Con todo, el rey emérito es consciente de que España no es el Reino Unido. En Galicia se siente como en su pequeño coto privado, su terruño particular, su feudo seguro, mientras que Londres es otra cosa, un lugar hostil lleno de enemigos, de espías del MI6 y de burócratas del Foreign Office que llevan su retrato con el cartel de wanted en la cartera. Los jueces españoles se lo han perdonado todo al artífice de la democracia española, su fortuna injustificada, sus declaraciones de renta fuera de tiempo y sus sociedades y cuentas corrientes en paraísos fiscales. Sin embargo, de los juristas de las pelucas blancas, de todos esos fiscales anglicanos de rictus severo y narices aguileñas que odian a España, se puede esperar cualquier cosa.

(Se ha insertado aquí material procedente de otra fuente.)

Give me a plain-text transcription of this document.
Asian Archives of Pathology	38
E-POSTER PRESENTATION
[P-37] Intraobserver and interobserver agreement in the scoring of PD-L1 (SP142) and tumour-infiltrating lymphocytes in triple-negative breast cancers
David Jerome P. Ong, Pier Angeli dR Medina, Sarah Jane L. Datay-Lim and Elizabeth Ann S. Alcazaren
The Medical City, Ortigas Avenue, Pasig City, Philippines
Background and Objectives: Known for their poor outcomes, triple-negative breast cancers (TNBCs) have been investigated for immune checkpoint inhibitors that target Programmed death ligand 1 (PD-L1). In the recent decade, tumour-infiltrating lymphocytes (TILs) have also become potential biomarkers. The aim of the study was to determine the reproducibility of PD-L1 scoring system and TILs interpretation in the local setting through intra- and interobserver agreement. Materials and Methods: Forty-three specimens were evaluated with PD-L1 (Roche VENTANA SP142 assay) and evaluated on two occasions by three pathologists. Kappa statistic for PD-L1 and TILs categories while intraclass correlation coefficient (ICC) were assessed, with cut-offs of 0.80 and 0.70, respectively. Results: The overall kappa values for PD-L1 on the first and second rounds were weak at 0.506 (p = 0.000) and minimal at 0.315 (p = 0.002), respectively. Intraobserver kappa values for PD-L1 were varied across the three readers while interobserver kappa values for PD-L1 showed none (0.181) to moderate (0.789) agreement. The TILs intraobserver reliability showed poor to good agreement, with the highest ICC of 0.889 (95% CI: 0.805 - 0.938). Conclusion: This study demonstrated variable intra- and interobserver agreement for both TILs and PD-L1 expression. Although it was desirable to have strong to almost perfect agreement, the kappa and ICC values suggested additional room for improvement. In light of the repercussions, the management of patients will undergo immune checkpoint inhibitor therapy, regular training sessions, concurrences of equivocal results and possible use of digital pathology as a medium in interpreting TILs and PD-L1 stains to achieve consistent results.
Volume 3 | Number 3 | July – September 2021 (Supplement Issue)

Además, Londres es un auténtico monstruo urbano y aunque Díaz Ayuso, nuestra reina Isabel de Tabarnia, dice que lo bueno de ciudades gigantescas como Madrid es que uno puede caminar por ellas sin tropezarse con su ex, nunca se sabe. En cualquier momento Corinna sale de Harrods cargada de bolsas y la hemos liado.
No obstante, la hipótesis de que Juan Carlos I no pisará Inglaterra por sus problemas con la Justicia de la Pérfida Albión quizá no sea la única ni la más plausible. No se debe descartar que alguien en Zarzuela, y también en el Gobierno de coalición, le haya aconsejado que no acuda al funeral del siglo, ya que la Corona británica, siempre tan falsamente puritana, no lo consideraría decoroso. Los últimos escándalos que han perseguido al monarca español no han sido precisamente peccata minuta. Por momentos los titulares que aparecían en los tabloides sensacionalistas londinenses pintaban a Juan Carlos I, algo exageradamente, como un camellero atravesando el desierto con las alforjas llenas. Como si la monarquía anglosajona no tuviese sus trapos sucios que lavar y sus cadáveres en el armario. A Charles III, Carlos III para los amigos, también le han sacado maletines y cosas con la familia Bin Laden, según cuenta el Sunday Times, y ahí está el ilustre anciano, inmaculado, políticamente virgen y a punto de ser coronado como si nada a sus 73 añazos. Todos los reyes, por mucha denominación de origen divino que ostenten, tienen su oscura mundanidad que ocultar, y en la ceremonia fúnebre habrá más de un monarca de la Europa opulenta al que se le debería impedir el paso al templo por ludópata, cleptómano, dipsomaníaco o sospechoso de algo. Sin embargo, a la hora de la verdad, en la realeza siempre prima la imagen, el juego de las apariencias y el sagrado protocolo. Si lo han vetado en Londres, el emérito tendrá que quedarse en el infierno de Abu Dabi aunque arda en deseos de salir de allí para airearse un poco y ver algo más que dunas, turistas, coches de lujo y jeques con túnica. Con lo fresquito que se está en septiembre paseando junto al Támesis. Jodíos ingleses.